Calibration of the time axis of Mixer 3. (A) Schematic of the mixing region and conical flow channel (not to scale). The central inlet port (P in Figure 1) is on the left. The right exit is the observation channel. The x-axis is set along the observation channel with the origin on the entrance of it. x₀ is the virtual vertex of the conical observation channel. The exit of the flow channel is located at x = L. The y-axis is set along the cross-section of the channel. The channel widths at the entrance (x = 0) and the exit (x = L) of the flow channel are w₀ and w_L, respectively. (B) Representative profiles of the NAT-NBS quenching reaction. The positions at x = 0.76 mm, 1.1 mm, 2.0 mm, 3.0 mm, 5.0 mm, 10 mm and 23 mm are shown by the lines in brown, red, orange-yellow, green-cyan and blue, respectively. (C) The concentration dependence of fluorescence intensity at representative positions.
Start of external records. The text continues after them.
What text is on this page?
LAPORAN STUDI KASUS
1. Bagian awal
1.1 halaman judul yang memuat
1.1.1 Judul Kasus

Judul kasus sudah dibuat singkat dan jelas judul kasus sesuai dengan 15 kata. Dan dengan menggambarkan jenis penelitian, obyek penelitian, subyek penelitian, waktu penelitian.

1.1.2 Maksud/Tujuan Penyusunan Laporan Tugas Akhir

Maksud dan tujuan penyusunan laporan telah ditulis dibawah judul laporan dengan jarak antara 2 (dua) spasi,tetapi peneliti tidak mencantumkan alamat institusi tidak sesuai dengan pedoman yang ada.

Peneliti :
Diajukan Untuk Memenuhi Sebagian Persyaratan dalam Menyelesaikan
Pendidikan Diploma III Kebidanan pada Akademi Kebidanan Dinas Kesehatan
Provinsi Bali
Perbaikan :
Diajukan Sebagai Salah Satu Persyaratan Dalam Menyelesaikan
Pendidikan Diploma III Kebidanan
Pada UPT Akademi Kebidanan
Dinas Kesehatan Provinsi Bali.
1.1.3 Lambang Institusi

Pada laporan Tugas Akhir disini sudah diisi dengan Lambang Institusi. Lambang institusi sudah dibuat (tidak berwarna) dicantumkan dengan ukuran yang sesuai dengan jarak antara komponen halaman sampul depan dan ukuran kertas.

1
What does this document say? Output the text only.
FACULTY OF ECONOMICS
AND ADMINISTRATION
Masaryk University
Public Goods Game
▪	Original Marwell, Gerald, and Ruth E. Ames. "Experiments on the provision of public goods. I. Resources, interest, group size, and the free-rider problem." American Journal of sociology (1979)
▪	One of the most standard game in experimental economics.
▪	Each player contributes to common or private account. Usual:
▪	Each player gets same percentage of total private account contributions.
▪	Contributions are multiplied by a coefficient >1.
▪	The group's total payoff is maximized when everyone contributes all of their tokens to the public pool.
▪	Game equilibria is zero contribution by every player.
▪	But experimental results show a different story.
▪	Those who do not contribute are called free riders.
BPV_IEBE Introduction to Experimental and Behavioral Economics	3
The data are fitted to Equation (4). (D) The profile of k″t value obtained by curve fitting in panel C. (E) Dependence of distance x on k″t.

Figure 4

Optimization of mixing ratio and flow rate for Mixer 3. (A) Mixing ratio dependence and (B) flow rate dependence of dead time. (C) The NBS concentration dependence of rate constant obtained at several flow rates. The color code is shown in panel C.

Figure 5

Mixing efficiency of Mixer 3 vs. flow rate assayed using potassium iodine quenching of tryptophan fluorescence. Residual fluorescence of NAT (10 mM) upon mixing with 1 mM potassium iodide in the absence (A) and presence (B) of 8 M urea. Color code: 0.4 mL/s (blue), 0.6 mL/s (green), 0.8 mL/s (orange) and 1.0 mL (red). The 95% mixing level is shown by the broken lines. The inlet panels show the time to achieve 95% mixing.

Figure 6

Dead-time calibration performed in the presence of sucrose. NBS is dissolved in 17.9% sucrose, which matches the viscosity of 8.8 M urea (η/η₀ = 1.777). The viscosity of sucrose after 1:10 mixing (16.2%, η/η₀ = 1.663) matches that of 8 M urea.

Figure 7

(A) Kinetics of refolding of acid-denatured cyt c (pH 2, salt-free) triggered by a jump to pH 4.5 (100 mM sodium acetate) recorded using Mixer 1 (green trace, 280 nm excitation) and Mixer 3 (red trace, 266 nm excitation). (B) Kinetics of refolding of cyt c (same conditions as in panel (A)) at different protein concentrations, as indicated.

Figure 8

Binding kinetics of peptides from the C-terminus of CFTR to the first PDZ domain of NHERF1. (A) Kinetic traces of CFTR₁₀ binding to PDZ1 of NHRF1. (B) Rate constants of the binding reaction for CFTR₁₀ (blue) and CFTR₆ (green). The line represents a hyperbolic fit of the rate constant vs. ligand concentration.